Über die gegen diesen Bescheid erhobene Beschwerde, zu der die belangte Behörde eine Gegenschrift erstattete, hat der Verwaltungsgerichtshof erwogen:

Gemäß § 10 Abs. 1 Z 1 StbG (in der hier noch anzuwendenden Fassung vor der Staatsbürgerschaftsrechts-Novelle 2005, BGBl. I Nr. 37/2006) kann die Staatsbürgerschaft einem Fremden verliehen werden, wenn er seit mindestens zehn Jahren seinen Hauptwohnsitz ununterbrochen im Bundesgebiet hat.

Nach § 15 Abs. 1 lit. a leg. cit. wird der Lauf der Wohnsitzfristen nach § 10 Abs. 1 Z 1 und Abs. 4, § 11a Z 4 lit. a § 12 Z 1 und 2 sowie § 16 Abs. 1 Z 3 lit. a durch ein rechtskräftiges Aufenthaltsverbot unterbrochen.

Eine Unterbrechung des Fristenlaufes gemäß Abs. 1 lit. a ist zufolge Abs. 2 dieser Gesetzesstelle nicht zu beachten, wenn das Aufenthaltsverbot deshalb aufgehoben wurde, weil sich seine Erlassung in der Folge als unbegründet erwiesen hat.

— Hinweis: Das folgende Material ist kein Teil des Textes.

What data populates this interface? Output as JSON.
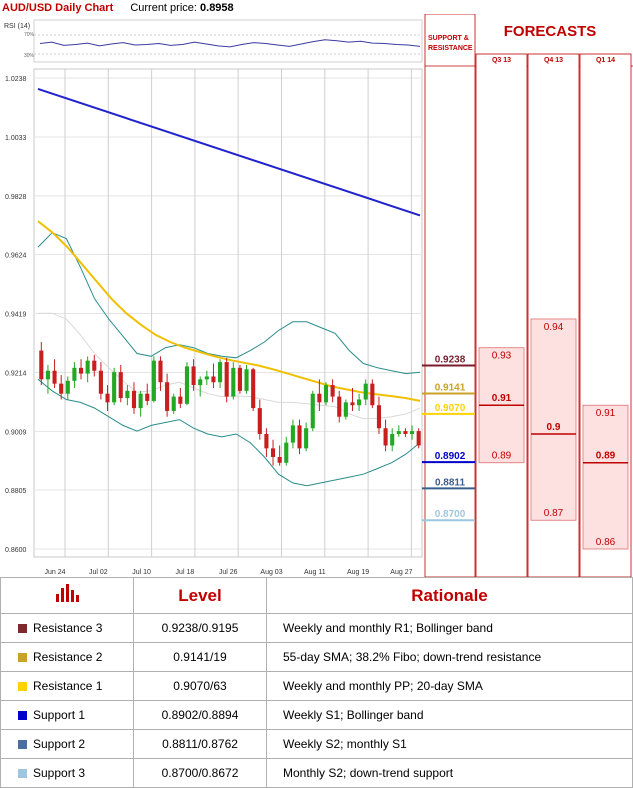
{
  "header": {
    "title": "AUD/USD Daily Chart",
    "price_label": "Current price:",
    "price_value": "0.8958"
  },
  "forecast_panel": {
    "support_label": "SUPPORT & RESISTANCE",
    "forecasts_title": "FORECASTS",
    "quarters": [
      "Q3 13",
      "Q4 13",
      "Q1 14"
    ]
  },
  "chart_data": [
    {
      "type": "candlestick",
      "title": "AUD/USD Daily Chart",
      "y_ticks": [
        "1.0238",
        "1.0033",
        "0.9828",
        "0.9624",
        "0.9419",
        "0.9214",
        "0.9009",
        "0.8805",
        "0.8600"
      ],
      "ylim": [
        0.86,
        1.0238
      ],
      "x_ticks": [
        "Jun 24",
        "Jul 02",
        "Jul 10",
        "Jul 18",
        "Jul 26",
        "Aug 03",
        "Aug 11",
        "Aug 19",
        "Aug 27"
      ],
      "ohlc": [
        [
          0.929,
          0.932,
          0.917,
          0.919
        ],
        [
          0.919,
          0.924,
          0.914,
          0.922
        ],
        [
          0.922,
          0.926,
          0.916,
          0.9175
        ],
        [
          0.9175,
          0.9205,
          0.912,
          0.914
        ],
        [
          0.914,
          0.92,
          0.912,
          0.9185
        ],
        [
          0.9185,
          0.925,
          0.916,
          0.923
        ],
        [
          0.923,
          0.926,
          0.919,
          0.921
        ],
        [
          0.921,
          0.927,
          0.918,
          0.9255
        ],
        [
          0.9255,
          0.9275,
          0.92,
          0.922
        ],
        [
          0.922,
          0.925,
          0.912,
          0.914
        ],
        [
          0.914,
          0.917,
          0.908,
          0.911
        ],
        [
          0.911,
          0.923,
          0.91,
          0.9215
        ],
        [
          0.9215,
          0.924,
          0.911,
          0.9125
        ],
        [
          0.9125,
          0.917,
          0.91,
          0.915
        ],
        [
          0.915,
          0.918,
          0.907,
          0.909
        ],
        [
          0.909,
          0.915,
          0.906,
          0.914
        ],
        [
          0.914,
          0.9175,
          0.91,
          0.9115
        ],
        [
          0.9115,
          0.927,
          0.911,
          0.9255
        ],
        [
          0.9255,
          0.927,
          0.915,
          0.918
        ],
        [
          0.918,
          0.921,
          0.906,
          0.908
        ],
        [
          0.908,
          0.914,
          0.907,
          0.913
        ],
        [
          0.913,
          0.916,
          0.909,
          0.9105
        ],
        [
          0.9105,
          0.925,
          0.91,
          0.9235
        ],
        [
          0.9235,
          0.926,
          0.915,
          0.917
        ],
        [
          0.917,
          0.92,
          0.913,
          0.919
        ],
        [
          0.919,
          0.922,
          0.917,
          0.92
        ],
        [
          0.92,
          0.9245,
          0.916,
          0.918
        ],
        [
          0.918,
          0.926,
          0.916,
          0.925
        ],
        [
          0.925,
          0.9265,
          0.911,
          0.913
        ],
        [
          0.913,
          0.925,
          0.912,
          0.923
        ],
        [
          0.923,
          0.924,
          0.914,
          0.915
        ],
        [
          0.915,
          0.924,
          0.914,
          0.9225
        ],
        [
          0.9225,
          0.923,
          0.908,
          0.909
        ],
        [
          0.909,
          0.912,
          0.898,
          0.9
        ],
        [
          0.9,
          0.902,
          0.892,
          0.895
        ],
        [
          0.895,
          0.898,
          0.889,
          0.892
        ],
        [
          0.892,
          0.896,
          0.889,
          0.89
        ],
        [
          0.89,
          0.899,
          0.889,
          0.897
        ],
        [
          0.897,
          0.905,
          0.895,
          0.903
        ],
        [
          0.903,
          0.905,
          0.893,
          0.895
        ],
        [
          0.895,
          0.904,
          0.894,
          0.902
        ],
        [
          0.902,
          0.915,
          0.901,
          0.914
        ],
        [
          0.914,
          0.919,
          0.908,
          0.911
        ],
        [
          0.911,
          0.918,
          0.91,
          0.917
        ],
        [
          0.917,
          0.919,
          0.911,
          0.913
        ],
        [
          0.913,
          0.915,
          0.904,
          0.906
        ],
        [
          0.906,
          0.912,
          0.905,
          0.911
        ],
        [
          0.911,
          0.916,
          0.908,
          0.91
        ],
        [
          0.91,
          0.914,
          0.908,
          0.912
        ],
        [
          0.912,
          0.919,
          0.91,
          0.9175
        ],
        [
          0.9175,
          0.919,
          0.909,
          0.91
        ],
        [
          0.91,
          0.913,
          0.9,
          0.902
        ],
        [
          0.902,
          0.905,
          0.894,
          0.896
        ],
        [
          0.896,
          0.902,
          0.894,
          0.9
        ],
        [
          0.9,
          0.903,
          0.899,
          0.901
        ],
        [
          0.901,
          0.902,
          0.899,
          0.9
        ],
        [
          0.9,
          0.903,
          0.898,
          0.901
        ],
        [
          0.901,
          0.902,
          0.895,
          0.896
        ]
      ],
      "sma_200": [
        1.02,
        0.976
      ],
      "sma_55": [
        0.974,
        0.97,
        0.965,
        0.959,
        0.953,
        0.947,
        0.942,
        0.938,
        0.9345,
        0.932,
        0.93,
        0.9285,
        0.927,
        0.9258,
        0.9248,
        0.9238,
        0.9225,
        0.921,
        0.9195,
        0.918,
        0.9165,
        0.9155,
        0.9145,
        0.9138,
        0.9132,
        0.9125,
        0.9115
      ],
      "bollinger_upper": [
        0.965,
        0.97,
        0.968,
        0.958,
        0.947,
        0.94,
        0.934,
        0.928,
        0.927,
        0.93,
        0.931,
        0.93,
        0.928,
        0.927,
        0.9265,
        0.929,
        0.932,
        0.936,
        0.939,
        0.939,
        0.937,
        0.935,
        0.929,
        0.9245,
        0.923,
        0.922,
        0.921,
        0.9215
      ],
      "bollinger_lower": [
        0.919,
        0.915,
        0.912,
        0.911,
        0.909,
        0.906,
        0.903,
        0.901,
        0.903,
        0.904,
        0.905,
        0.902,
        0.9,
        0.899,
        0.9,
        0.897,
        0.892,
        0.886,
        0.883,
        0.882,
        0.883,
        0.884,
        0.885,
        0.886,
        0.888,
        0.89,
        0.893,
        0.897
      ],
      "middle_band": [
        0.942,
        0.942,
        0.94,
        0.9345,
        0.928,
        0.923,
        0.9185,
        0.9145,
        0.915,
        0.917,
        0.918,
        0.916,
        0.914,
        0.913,
        0.9132,
        0.913,
        0.912,
        0.911,
        0.911,
        0.9105,
        0.91,
        0.9095,
        0.907,
        0.9053,
        0.9055,
        0.906,
        0.907,
        0.909
      ],
      "rsi": {
        "label": "RSI (14)",
        "ticks": [
          "70%",
          "30%"
        ],
        "values": [
          52,
          55,
          48,
          50,
          53,
          47,
          51,
          54,
          49,
          50,
          52,
          48,
          50,
          55,
          51,
          47,
          45,
          50,
          54,
          52,
          49,
          46,
          51,
          56,
          60,
          58,
          55,
          57,
          53,
          52,
          50,
          49,
          46
        ]
      }
    },
    {
      "type": "forecast_ranges",
      "levels": [
        {
          "label": "0.9238",
          "value": 0.9238,
          "color": "#7b1c2e"
        },
        {
          "label": "0.9141",
          "value": 0.9141,
          "color": "#c9a227"
        },
        {
          "label": "0.9070",
          "value": 0.907,
          "color": "#ffd200"
        },
        {
          "label": "0.8902",
          "value": 0.8902,
          "color": "#0000cc"
        },
        {
          "label": "0.8811",
          "value": 0.8811,
          "color": "#3b5e8f"
        },
        {
          "label": "0.8700",
          "value": 0.87,
          "color": "#9ec6e0"
        }
      ],
      "forecasts": [
        {
          "quarter": "Q3 13",
          "high": "0.93",
          "mid": "0.91",
          "low": "0.89",
          "high_v": 0.93,
          "mid_v": 0.91,
          "low_v": 0.89
        },
        {
          "quarter": "Q4 13",
          "high": "0.94",
          "mid": "0.9",
          "low": "0.87",
          "high_v": 0.94,
          "mid_v": 0.9,
          "low_v": 0.87
        },
        {
          "quarter": "Q1 14",
          "high": "0.91",
          "mid": "0.89",
          "low": "0.86",
          "high_v": 0.91,
          "mid_v": 0.89,
          "low_v": 0.86
        }
      ]
    }
  ],
  "table": {
    "col_level": "Level",
    "col_rationale": "Rationale",
    "rows": [
      {
        "name": "Resistance 3",
        "level": "0.9238/0.9195",
        "rationale": "Weekly and monthly R1; Bollinger band",
        "color": "#7b2b2b"
      },
      {
        "name": "Resistance 2",
        "level": "0.9141/19",
        "rationale": "55-day SMA; 38.2% Fibo; down-trend resistance",
        "color": "#c9a227"
      },
      {
        "name": "Resistance 1",
        "level": "0.9070/63",
        "rationale": "Weekly and monthly PP; 20-day SMA",
        "color": "#ffd200"
      },
      {
        "name": "Support 1",
        "level": "0.8902/0.8894",
        "rationale": "Weekly S1; Bollinger band",
        "color": "#0000cc"
      },
      {
        "name": "Support 2",
        "level": "0.8811/0.8762",
        "rationale": "Weekly S2; monthly S1",
        "color": "#4a6fa0"
      },
      {
        "name": "Support 3",
        "level": "0.8700/0.8672",
        "rationale": "Monthly S2; down-trend support",
        "color": "#9ec6e0"
      }
    ]
  }
}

Wie der Verwaltungsgerichtshof in seiner Rechtsprechung dargelegt hat, bedeutet dies, dass die vor dem Wegfall des Unterbrechungsgrundes im Bundesgebiet verbrachten Zeiten unberücksichtigt zu bleiben haben, und dass die Wohnsitzfrist erst mit dem Wegfall des gegen den Verleihungswerber verhängten Aufenthaltsverbotes neu zu laufen beginnen konnte (vgl. die hg. Erkenntnisse vom 13. Mai 1998, Zl. 96/01/0767, und vom 28. Jänner 1998, Zl. 97/01/0193).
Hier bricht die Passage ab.